We expected that manipulation might reduce the audio quality, and thus, the intelligibility of the stimuli. All 168 manipulated stimuli were validated by asking native speakers of Seoul Korean to judge their intelligibility on a five-point Likert-type scale (1 = completely unintelligible, 5 = completely intelligible). The mean acceptability across all stimuli was 4.54, but 16 of the 105 stimuli had a mean score below 4.0, and these were excluded from the results.
Once the full set of manipulated utterances was ready, the individual gating stimuli were prepared, with one set of stimuli for each manipulated utterance. The stimuli were segmented using Praat following the model in
Figure 6; there were five segments for each stimulus. The open question region of interest with the CPF was first presented in Stimulus 2, and the polar question region of interest was first presented in Stimulus 4. Only in Stimulus 5 did participants hear the tune associated with either a question or a declarative statement.
Following segmentation, the gating stimulus files were produced using a script amended from the Speech Corpus Toolkit for Praat (
Lennes, 2017).
4.2.3 Procedure
Participants were presented with stimuli via a website written using OpenSesame (
Mathôt et al., 2012) and jsPsych (
de Leeuw et al., 2023), which was powered by a JATOS server (
Lange et al., 2015) hosted at the University of Groningen. After giving consent to participate, participants were shown instructions, which included explanations for what statements, open questions, and polar questions are, respectively. Having confirmed that they had read the instructions, participants continued to the data collection screen. Four buttons were presented in a horizontal row at the center of the screen with labels in Korean
acik molukessta “Don’t know yet”;
kaypanghyeng cilmun “Open question”;
phyeyswayhyeng cilmun “Closed question”;
cinsul “Statement.” Below the buttons was the question
etten mwuncangul tutko issnayo? “What sort of sentence are you listening to?,” and at the top of the screen was a bar showing progress through the experiment.
Stimuli were played automatically when the page loaded, and once the participant had made a choice, the page re-loaded to play the next stimulus. It was not possible for participants to replay the stimuli.
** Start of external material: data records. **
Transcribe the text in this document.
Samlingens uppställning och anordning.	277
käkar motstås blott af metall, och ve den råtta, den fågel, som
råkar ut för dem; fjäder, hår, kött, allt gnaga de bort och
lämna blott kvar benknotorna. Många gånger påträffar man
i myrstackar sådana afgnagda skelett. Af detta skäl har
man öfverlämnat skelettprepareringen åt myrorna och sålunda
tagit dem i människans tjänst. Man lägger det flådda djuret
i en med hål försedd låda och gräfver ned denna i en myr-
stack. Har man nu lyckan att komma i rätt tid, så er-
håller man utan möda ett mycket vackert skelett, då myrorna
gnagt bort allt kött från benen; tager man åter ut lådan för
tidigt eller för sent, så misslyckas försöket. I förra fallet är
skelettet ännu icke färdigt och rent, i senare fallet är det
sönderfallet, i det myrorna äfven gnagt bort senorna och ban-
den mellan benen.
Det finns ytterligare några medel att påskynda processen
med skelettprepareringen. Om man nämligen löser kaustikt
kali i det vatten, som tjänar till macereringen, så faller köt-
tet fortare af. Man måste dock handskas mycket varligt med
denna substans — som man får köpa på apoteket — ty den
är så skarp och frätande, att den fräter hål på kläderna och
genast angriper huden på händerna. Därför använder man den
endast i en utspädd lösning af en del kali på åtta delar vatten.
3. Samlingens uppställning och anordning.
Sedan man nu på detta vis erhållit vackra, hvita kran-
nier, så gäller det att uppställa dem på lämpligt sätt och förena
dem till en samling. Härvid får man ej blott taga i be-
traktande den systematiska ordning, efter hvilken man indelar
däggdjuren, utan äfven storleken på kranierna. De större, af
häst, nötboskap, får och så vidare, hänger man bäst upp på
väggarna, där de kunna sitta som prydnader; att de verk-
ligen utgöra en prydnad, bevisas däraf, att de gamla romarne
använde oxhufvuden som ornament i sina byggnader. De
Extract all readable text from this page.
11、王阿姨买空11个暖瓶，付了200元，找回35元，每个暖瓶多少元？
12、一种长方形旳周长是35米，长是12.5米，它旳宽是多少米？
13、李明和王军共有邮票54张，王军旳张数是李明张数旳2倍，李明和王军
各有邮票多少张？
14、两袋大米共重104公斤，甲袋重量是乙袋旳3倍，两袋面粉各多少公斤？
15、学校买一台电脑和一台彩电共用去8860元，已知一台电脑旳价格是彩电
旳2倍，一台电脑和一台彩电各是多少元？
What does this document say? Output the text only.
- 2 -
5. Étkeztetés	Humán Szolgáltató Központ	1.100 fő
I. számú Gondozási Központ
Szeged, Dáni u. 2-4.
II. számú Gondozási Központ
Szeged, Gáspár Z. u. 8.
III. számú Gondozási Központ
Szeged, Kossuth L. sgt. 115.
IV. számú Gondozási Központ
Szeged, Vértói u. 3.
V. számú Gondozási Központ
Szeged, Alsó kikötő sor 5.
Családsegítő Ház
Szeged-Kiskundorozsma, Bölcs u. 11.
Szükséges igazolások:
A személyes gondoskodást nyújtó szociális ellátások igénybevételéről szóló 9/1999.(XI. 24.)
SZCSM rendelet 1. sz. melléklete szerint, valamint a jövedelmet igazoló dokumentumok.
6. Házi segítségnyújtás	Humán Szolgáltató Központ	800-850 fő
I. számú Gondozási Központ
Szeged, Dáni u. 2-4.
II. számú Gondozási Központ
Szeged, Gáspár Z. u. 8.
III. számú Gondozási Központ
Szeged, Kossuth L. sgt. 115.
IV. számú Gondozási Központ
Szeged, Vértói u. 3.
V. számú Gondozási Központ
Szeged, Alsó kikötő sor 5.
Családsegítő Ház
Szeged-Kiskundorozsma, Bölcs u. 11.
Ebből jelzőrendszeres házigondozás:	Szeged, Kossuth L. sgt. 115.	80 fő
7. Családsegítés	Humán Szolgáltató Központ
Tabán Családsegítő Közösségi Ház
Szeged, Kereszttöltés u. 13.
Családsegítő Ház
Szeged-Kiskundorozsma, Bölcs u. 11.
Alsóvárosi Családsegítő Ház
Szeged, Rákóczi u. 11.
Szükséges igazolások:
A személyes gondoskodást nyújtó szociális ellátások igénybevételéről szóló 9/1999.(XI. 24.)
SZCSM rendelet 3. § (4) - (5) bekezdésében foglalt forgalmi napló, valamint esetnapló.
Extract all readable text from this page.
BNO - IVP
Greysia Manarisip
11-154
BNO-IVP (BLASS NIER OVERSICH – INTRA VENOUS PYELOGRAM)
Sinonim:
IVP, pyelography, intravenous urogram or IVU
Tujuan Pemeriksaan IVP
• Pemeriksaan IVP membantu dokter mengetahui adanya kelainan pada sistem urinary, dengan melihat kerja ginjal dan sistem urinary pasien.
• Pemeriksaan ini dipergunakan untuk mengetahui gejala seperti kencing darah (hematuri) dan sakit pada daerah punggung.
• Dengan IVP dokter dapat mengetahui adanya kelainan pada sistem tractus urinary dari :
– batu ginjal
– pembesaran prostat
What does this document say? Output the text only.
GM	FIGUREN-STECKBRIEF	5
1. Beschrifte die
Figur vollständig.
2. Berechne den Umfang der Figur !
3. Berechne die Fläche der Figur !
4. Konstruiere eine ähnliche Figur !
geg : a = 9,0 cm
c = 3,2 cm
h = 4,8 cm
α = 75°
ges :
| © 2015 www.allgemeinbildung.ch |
Because each stimulus set contained 11 members (five variants of open questions, five variants of polar questions, and one declarative statement), participants were randomly allocated to one of 11 cohorts. Each cohort heard one member of each of the stimulus sets in a Latin Square design, a total of 21 trials with no repetition of stimulus sets. During the experiment, each participant was presented with a mixture of open questions, polar questions, and sentences, and for the open and polar questions, there was a mixture of the five variant levels of prosody. The order of presentation of the stimulus sets was random for each participant.
For each trial, participants were presented with the five stimuli in the utterance set, in increasing order of length. Once all five stimuli had been heard, the next utterance set was presented. Four times during the experiment, at the end of an utterance set, participants were asked a question to confirm they were paying attention, in line with guidance from Prolific. The question was a multiple-choice question, and the question included the answer that was required to be given. Participants who answered two or more of these attention questions incorrectly were excluded from the study.